The other bit is that practically everyone I spoke with told me they’re looking forward to Apple entering the space. It’s kind of a rising tide raises all ships deal. Apple’s entry would — theoretically — create new market share, rather than cutting into what already exists. In spite of having been around for decades, it’s a nascent category to say the least.

Technology has been the major longstanding issue there. Having played around with the existing generation of products, however, I can say with certainly that the big players are already doing some really impressive things here. If you haven’t tried the technology since the days of Google Cardboard, do yourself a favor and find a headset to play around with. The other bottleneck is software. Apple entering the field would help tremendously on that front.

Image Credits: HTC

Many of the major hardware pieces are in place for Apple, as well. In-house silicon is a big potential driver here, especially as the company has made major advances on the GPU side of things.

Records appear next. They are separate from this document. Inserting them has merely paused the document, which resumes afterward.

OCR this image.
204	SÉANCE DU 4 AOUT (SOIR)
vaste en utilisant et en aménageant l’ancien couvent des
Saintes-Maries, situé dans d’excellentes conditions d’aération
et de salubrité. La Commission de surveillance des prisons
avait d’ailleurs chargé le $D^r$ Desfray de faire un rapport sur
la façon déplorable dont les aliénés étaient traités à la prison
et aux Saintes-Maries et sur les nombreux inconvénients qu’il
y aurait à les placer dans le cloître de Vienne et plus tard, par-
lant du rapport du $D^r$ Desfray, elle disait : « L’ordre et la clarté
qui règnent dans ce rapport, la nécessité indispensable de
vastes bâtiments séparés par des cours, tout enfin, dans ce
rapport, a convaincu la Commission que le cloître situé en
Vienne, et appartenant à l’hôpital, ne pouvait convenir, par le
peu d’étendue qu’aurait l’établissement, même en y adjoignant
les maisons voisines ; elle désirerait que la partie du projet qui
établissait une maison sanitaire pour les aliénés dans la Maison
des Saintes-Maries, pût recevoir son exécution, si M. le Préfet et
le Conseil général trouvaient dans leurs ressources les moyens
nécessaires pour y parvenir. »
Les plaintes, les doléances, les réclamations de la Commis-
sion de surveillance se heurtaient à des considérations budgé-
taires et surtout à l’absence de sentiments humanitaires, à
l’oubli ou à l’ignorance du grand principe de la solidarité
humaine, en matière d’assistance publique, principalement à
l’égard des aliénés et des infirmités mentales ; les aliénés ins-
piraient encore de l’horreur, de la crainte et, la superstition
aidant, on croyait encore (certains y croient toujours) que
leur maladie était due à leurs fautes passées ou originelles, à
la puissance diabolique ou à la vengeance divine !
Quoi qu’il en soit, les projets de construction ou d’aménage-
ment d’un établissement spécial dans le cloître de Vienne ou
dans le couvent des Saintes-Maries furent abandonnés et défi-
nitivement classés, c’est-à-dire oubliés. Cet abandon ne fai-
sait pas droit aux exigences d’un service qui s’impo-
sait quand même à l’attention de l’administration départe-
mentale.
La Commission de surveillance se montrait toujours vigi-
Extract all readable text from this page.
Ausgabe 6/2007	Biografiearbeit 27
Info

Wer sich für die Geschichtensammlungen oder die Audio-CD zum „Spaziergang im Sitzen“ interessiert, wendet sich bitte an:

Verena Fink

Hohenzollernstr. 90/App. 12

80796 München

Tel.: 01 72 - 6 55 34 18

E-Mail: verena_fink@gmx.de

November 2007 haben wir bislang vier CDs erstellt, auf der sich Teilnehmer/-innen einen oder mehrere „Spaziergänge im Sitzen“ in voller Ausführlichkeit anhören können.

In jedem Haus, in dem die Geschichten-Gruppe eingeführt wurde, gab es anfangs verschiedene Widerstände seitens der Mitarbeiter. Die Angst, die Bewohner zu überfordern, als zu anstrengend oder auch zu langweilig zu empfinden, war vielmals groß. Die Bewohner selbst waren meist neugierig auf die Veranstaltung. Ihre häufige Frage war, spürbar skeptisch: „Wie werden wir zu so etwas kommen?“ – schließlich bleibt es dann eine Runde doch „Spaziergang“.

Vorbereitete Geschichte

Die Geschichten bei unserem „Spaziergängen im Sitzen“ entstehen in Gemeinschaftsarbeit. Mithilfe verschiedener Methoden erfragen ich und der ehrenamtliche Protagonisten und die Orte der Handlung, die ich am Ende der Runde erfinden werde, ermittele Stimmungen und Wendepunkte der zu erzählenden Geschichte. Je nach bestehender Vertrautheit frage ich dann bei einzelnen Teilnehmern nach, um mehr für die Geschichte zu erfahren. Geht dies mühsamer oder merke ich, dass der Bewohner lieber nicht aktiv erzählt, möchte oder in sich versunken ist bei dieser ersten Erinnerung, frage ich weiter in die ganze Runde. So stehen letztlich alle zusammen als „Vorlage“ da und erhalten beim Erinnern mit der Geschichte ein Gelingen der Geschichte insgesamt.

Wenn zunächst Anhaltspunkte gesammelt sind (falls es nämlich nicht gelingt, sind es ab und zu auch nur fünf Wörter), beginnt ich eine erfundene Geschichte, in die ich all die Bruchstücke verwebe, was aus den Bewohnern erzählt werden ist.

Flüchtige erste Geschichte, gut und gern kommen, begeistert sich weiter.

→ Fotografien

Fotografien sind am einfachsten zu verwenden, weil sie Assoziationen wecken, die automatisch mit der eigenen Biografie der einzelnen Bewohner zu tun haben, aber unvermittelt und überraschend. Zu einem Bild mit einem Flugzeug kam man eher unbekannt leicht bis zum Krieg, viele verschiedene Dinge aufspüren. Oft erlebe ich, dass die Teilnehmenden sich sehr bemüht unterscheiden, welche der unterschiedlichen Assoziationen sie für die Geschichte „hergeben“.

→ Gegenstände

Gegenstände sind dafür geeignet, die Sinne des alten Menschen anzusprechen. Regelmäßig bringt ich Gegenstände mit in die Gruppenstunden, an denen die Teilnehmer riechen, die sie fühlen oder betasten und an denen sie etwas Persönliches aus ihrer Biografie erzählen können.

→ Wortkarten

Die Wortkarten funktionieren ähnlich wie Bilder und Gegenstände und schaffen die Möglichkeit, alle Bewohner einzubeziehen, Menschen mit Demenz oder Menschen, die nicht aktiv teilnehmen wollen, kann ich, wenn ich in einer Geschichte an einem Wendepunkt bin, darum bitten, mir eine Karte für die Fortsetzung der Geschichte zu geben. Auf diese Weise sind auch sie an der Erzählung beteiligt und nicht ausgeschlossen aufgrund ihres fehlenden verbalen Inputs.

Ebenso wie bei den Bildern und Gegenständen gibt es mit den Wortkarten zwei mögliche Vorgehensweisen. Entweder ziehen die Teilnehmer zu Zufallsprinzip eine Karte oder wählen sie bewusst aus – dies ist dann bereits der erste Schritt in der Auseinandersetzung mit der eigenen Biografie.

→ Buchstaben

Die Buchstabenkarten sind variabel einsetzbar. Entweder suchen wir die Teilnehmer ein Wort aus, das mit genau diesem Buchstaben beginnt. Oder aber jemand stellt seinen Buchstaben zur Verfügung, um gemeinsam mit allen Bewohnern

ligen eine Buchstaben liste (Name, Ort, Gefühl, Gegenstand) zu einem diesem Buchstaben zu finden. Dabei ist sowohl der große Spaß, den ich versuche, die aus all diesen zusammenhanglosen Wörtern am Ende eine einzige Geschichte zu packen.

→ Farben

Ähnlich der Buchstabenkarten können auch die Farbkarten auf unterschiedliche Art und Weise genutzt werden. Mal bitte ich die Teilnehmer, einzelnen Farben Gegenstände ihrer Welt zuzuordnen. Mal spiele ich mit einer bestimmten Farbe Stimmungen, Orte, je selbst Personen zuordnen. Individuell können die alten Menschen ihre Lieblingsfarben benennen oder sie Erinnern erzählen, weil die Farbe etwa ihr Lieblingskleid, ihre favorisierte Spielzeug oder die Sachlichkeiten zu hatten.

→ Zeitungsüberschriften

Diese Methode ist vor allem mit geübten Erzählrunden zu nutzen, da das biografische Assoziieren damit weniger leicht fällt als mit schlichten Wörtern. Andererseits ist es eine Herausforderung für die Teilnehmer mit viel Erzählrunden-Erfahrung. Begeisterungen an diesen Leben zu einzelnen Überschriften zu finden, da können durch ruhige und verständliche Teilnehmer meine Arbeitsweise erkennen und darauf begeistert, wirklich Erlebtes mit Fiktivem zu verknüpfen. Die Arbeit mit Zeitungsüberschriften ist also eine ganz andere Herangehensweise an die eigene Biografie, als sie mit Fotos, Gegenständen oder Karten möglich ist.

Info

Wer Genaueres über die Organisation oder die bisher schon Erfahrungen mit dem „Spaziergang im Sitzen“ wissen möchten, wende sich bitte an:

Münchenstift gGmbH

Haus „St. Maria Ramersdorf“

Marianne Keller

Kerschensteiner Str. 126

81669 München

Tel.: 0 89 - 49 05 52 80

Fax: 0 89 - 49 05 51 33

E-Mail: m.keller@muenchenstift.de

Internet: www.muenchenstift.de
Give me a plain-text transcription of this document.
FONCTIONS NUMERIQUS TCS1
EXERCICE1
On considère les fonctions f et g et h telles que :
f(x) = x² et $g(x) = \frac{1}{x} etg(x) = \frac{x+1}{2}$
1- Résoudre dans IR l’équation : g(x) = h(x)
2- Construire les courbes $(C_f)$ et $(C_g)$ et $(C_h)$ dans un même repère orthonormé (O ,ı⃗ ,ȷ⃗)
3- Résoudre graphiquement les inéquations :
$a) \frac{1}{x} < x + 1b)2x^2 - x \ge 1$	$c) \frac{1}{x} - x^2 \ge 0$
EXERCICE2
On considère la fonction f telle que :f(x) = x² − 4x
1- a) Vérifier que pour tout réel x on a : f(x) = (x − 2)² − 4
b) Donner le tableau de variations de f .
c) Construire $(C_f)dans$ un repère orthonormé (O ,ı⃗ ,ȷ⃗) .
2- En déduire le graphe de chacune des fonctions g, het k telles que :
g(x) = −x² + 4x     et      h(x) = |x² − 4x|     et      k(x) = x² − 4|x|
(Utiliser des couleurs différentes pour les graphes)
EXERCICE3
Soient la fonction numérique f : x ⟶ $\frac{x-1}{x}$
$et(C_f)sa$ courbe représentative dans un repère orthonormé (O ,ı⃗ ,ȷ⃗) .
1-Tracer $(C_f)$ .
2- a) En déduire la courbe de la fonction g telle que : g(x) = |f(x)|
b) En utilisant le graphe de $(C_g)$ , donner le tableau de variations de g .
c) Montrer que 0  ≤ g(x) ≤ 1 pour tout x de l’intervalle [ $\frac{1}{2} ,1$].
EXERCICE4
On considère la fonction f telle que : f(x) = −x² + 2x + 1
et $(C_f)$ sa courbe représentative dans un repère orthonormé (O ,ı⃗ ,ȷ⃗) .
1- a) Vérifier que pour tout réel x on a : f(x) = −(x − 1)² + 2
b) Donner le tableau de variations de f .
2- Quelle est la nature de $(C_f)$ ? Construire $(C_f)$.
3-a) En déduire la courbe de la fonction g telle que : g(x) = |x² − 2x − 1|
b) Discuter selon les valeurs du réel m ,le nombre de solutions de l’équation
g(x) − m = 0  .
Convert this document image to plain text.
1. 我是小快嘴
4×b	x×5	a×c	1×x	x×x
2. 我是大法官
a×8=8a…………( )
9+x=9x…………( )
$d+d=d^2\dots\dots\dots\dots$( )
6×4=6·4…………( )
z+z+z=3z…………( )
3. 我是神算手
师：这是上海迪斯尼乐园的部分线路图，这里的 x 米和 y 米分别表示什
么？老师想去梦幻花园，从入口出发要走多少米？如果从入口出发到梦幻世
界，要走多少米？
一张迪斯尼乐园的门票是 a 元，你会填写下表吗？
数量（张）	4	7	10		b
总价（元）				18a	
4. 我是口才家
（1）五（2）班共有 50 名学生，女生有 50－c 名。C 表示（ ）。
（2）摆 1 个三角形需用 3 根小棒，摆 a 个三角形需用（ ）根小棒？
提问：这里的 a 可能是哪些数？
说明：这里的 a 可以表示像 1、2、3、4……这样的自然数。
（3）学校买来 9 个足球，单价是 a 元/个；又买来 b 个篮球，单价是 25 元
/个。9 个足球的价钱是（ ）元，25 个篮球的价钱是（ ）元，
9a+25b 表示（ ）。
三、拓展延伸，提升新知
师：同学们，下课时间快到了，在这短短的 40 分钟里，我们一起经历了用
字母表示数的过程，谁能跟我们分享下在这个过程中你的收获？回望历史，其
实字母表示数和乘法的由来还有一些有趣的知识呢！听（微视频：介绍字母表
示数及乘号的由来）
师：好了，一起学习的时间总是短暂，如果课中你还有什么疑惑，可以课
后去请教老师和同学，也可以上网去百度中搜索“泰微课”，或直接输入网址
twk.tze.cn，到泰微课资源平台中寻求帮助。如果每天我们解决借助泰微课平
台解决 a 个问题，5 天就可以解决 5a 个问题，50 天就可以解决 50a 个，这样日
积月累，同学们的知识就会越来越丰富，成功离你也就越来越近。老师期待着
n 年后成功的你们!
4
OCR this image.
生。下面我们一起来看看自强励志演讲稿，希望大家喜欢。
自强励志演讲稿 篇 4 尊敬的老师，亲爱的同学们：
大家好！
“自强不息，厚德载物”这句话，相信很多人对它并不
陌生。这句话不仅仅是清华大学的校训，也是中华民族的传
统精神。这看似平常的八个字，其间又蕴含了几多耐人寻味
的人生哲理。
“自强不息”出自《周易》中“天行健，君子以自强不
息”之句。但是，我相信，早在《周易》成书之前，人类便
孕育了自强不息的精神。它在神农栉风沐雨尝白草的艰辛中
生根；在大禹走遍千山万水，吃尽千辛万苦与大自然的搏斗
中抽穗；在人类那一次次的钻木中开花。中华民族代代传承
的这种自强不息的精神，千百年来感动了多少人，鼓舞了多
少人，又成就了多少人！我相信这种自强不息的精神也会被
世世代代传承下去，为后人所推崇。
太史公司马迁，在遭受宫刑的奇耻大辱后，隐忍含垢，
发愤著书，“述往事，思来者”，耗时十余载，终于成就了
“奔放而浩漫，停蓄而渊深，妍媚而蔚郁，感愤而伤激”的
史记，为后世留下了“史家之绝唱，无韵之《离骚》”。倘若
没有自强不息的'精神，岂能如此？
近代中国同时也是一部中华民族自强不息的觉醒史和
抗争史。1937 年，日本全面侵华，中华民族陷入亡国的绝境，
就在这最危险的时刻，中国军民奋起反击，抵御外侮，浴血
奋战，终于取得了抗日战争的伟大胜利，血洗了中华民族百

Seeing as how this will likely be a major ecosystem play (because Apple), this could well be the AirPods’ spatial audio’s time to shine.

Naturally, the company isn’t commenting on any of this. With the exception of some key hardware misfires (MacBook keyboards, Studio Display webcam), the company waits until things are fully baked before releasing them to the public. Apple is well known for taking its time — not being the first to market and still managing to release category-defining products. In the case of things like the AirPower wireless charger, Apple opted to scrap the project instead of delivering something half-baked.

The company told us at the time, “After much effort, we’ve concluded AirPower will not achieve our high standards and we have cancelled the project.”

But an MR headset isn’t a wireless charger. To Apple, it’s a huge piece of the company’s future. While that only drives home how important it is the get the product right the first time, it also brings into sharp focus why shareholders are likely increasingly impatient after seven years of planning.

Regardless of whether Apple needs a mixed reality hit, however, mixed reality increasingly seems to need an Apple hit.